Les Allemands mettent le paquet, leurs « minenwerfer »* font pleuvoir un déluge de charges explosives, détruisant les protections, effondrant les abris. Puis arrive l’offensive déferlante des « stosstruppen »,* leurs grenades trouent les rangs des Français. La tranchée conquise, les Allemands continuent leur progression pour reprendre du terrain, poussant les survivants devant eux.

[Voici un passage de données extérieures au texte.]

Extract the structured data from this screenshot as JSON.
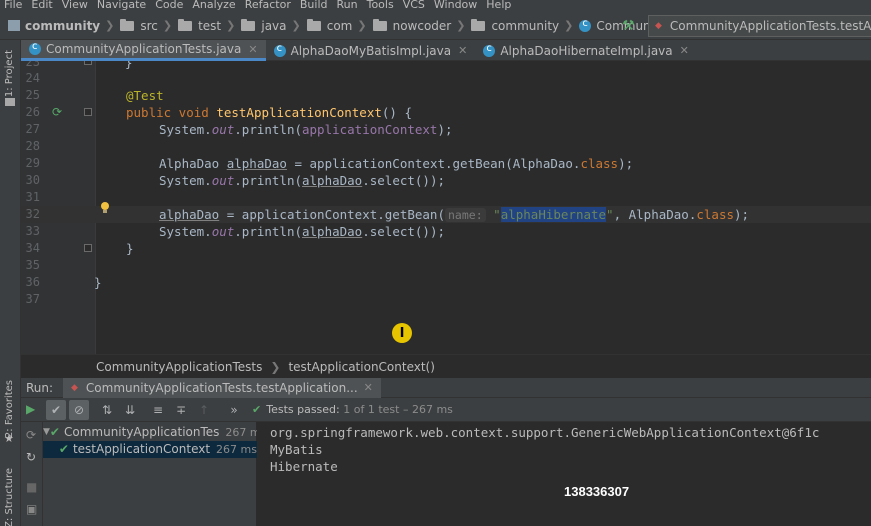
{
  "menu": [
    "File",
    "Edit",
    "View",
    "Navigate",
    "Code",
    "Analyze",
    "Refactor",
    "Build",
    "Run",
    "Tools",
    "VCS",
    "Window",
    "Help"
  ],
  "breadcrumb": [
    "community",
    "src",
    "test",
    "java",
    "com",
    "nowcoder",
    "community",
    "CommunityApplicationTests"
  ],
  "run_config": "CommunityApplicationTests.testApplicationContext",
  "left_strip": {
    "project": "1: Project",
    "favorites": "2: Favorites",
    "structure": "Z: Structure"
  },
  "tabs": [
    {
      "label": "CommunityApplicationTests.java",
      "active": true
    },
    {
      "label": "AlphaDaoMyBatisImpl.java",
      "active": false
    },
    {
      "label": "AlphaDaoHibernateImpl.java",
      "active": false
    }
  ],
  "line_numbers": [
    "23",
    "24",
    "25",
    "26",
    "27",
    "28",
    "29",
    "30",
    "31",
    "32",
    "33",
    "34",
    "35",
    "36",
    "37"
  ],
  "code": {
    "l23": "}",
    "l25_ann": "@Test",
    "l26_kw": "public void ",
    "l26_mth": "testApplicationContext",
    "l26_rest": "() {",
    "l27_a": "System.",
    "l27_out": "out",
    "l27_b": ".println(",
    "l27_arg": "applicationContext",
    "l27_c": ");",
    "l29_a": "AlphaDao ",
    "l29_var": "alphaDao",
    "l29_b": " = applicationContext.getBean(AlphaDao.",
    "l29_kw": "class",
    "l29_c": ");",
    "l30_a": "System.",
    "l30_out": "out",
    "l30_b": ".println(",
    "l30_var": "alphaDao",
    "l30_c": ".select());",
    "l32_var": "alphaDao",
    "l32_a": " = applicationContext.getBean(",
    "l32_hint": "name:",
    "l32_q1": "\"",
    "l32_str": "alphaHibernate",
    "l32_q2": "\"",
    "l32_b": ", AlphaDao.",
    "l32_kw": "class",
    "l32_c": ");",
    "l33_a": "System.",
    "l33_out": "out",
    "l33_b": ".println(",
    "l33_var": "alphaDao",
    "l33_c": ".select());",
    "l34": "}",
    "l36": "}"
  },
  "editor_breadcrumb": [
    "CommunityApplicationTests",
    "testApplicationContext()"
  ],
  "run": {
    "label": "Run:",
    "tab": "CommunityApplicationTests.testApplication...",
    "status": "Tests passed:",
    "status_detail": "1 of 1 test – 267 ms",
    "tree": [
      {
        "label": "CommunityApplicationTes",
        "time": "267 ms"
      },
      {
        "label": "testApplicationContext",
        "time": "267 ms"
      }
    ],
    "console": [
      "org.springframework.web.context.support.GenericWebApplicationContext@6f1c",
      "MyBatis",
      "Hibernate"
    ]
  },
  "overlay_number": "138336307"
}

Dans un coin de la sape adossé à un madrier, Bau tient sa hanche fracassée par un éclat, il sort de sa poche la dernière lettre de Nina, la porte à sa bouche et l’embrasse, une larme roule sur sa joue. Sa vue se trouble, il commence à perdre conscience, des silhouettes se dirigent vers lui, l’une d’elles brandit un gourdin, le Niçois a compris : ce sont les « nettoyeurs de tranchées ».

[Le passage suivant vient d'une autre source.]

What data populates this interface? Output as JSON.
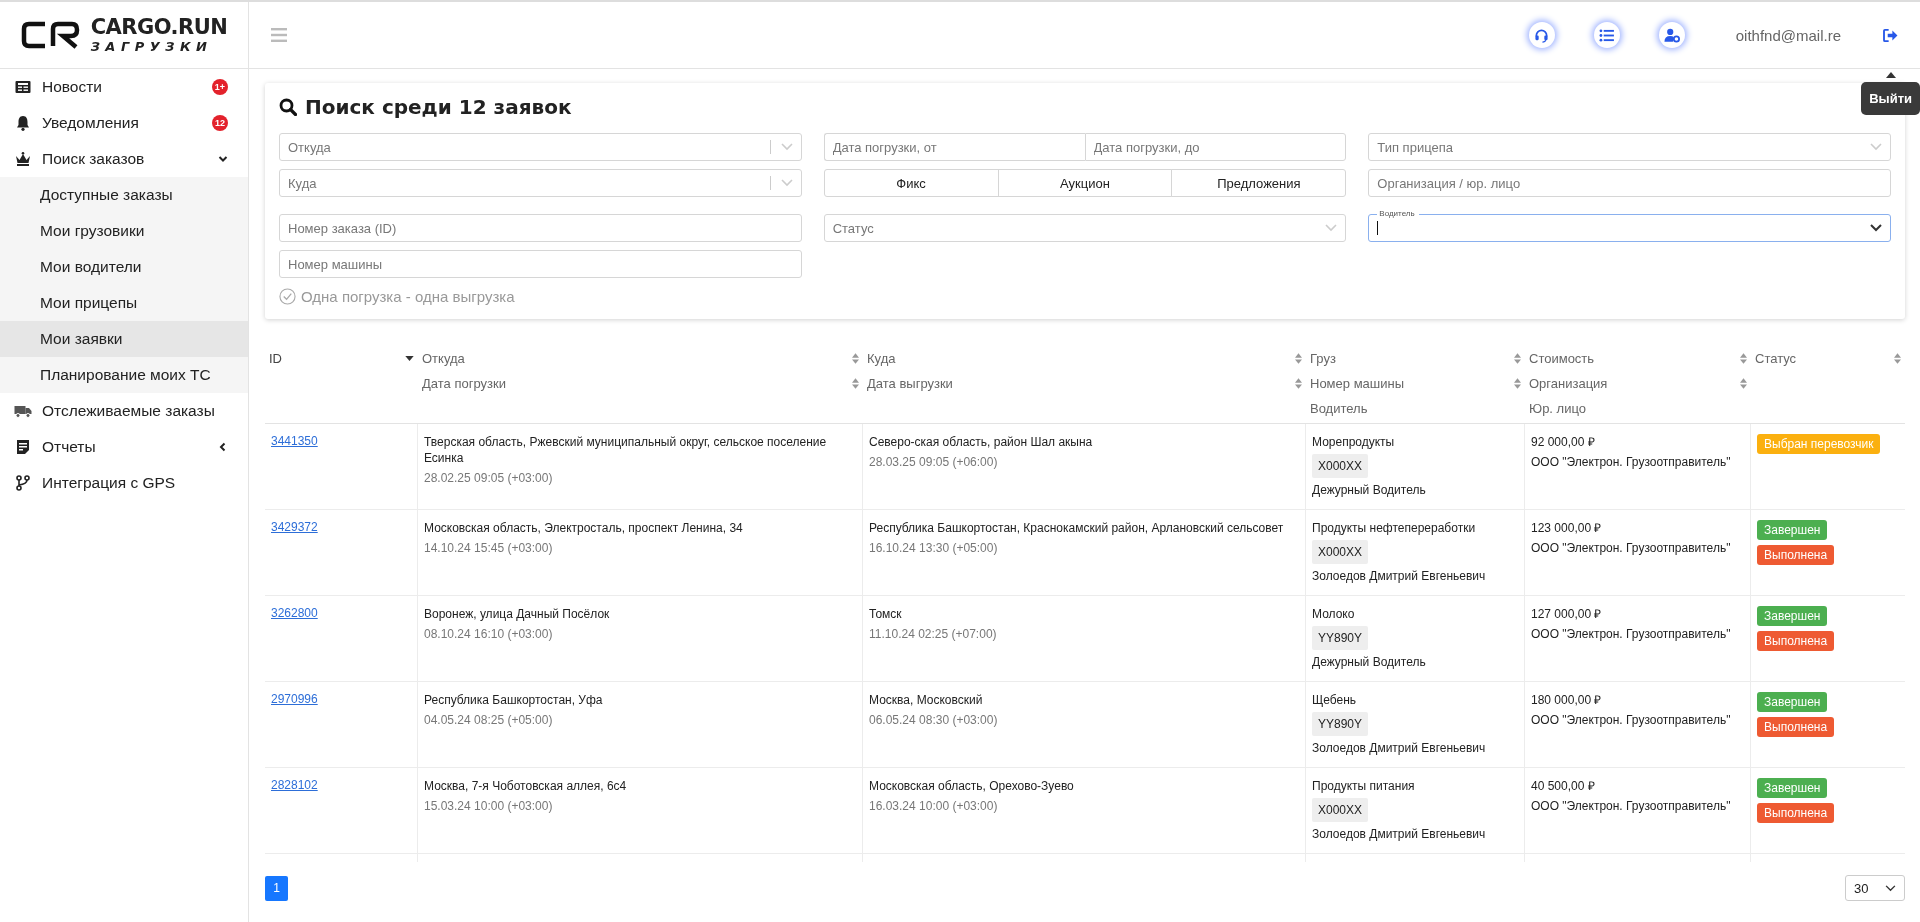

Nice, 20 décembre 1915, l’adjoint au maire, l’air embarrassé, frappe à la porte d’une petite maison du quartier de Cimiez.
Une jeune femme brune, l’air inquiet, lui ouvre.
L’homme, triturant ses mains nerveusement :
« Bonjour madame Bau… j’ai une terrible nouvelle à vous annoncer. »
* Marmite : Gros obus
* Minenwerfer : Mortier
* Stosstruppen : Troupes d’assaut
Commentaires de l’ancien blog
— jmo33 08/11/2010 12:19
C’est un texte très émouvant qui m’a tordu les tripes et que j’ai prit beaucoup de plaisir à lire… merci beaucoup….
— disc88 30/07/2010 18:26
Salut ami Marc Gino,
je suis toujours autant subjuguée de lire tes récits et celui-ci m’a donné des frissons dans le dos… Bravo et gros bisous à toi
— Nevada 03/07/2010 13:22
Oups : « j’ai aimé lire ce texte », voilà ce que je voulais dire ^^
— Nevada 03/07/2010 13:21
C’est aimé lire ce texte, c’est bien raconté et très réaliste…
— DOMINIX 09/06/2010 14:14
bravo,je pense que je vais passer beaucoup de temps a lire…merci pour ces belles histoires.
— raphafa4301/06/2010 21:44
Une touchante histoire mais terrible… Qui nous rappelle au souvenir de nos anciens….
Que ces quelques mots : récit poignant, magnifiquement écrit, très émouvant.
Merci.
Merci pour ton commentaire Will, je suis heureux que tu aies apprécié mon blog.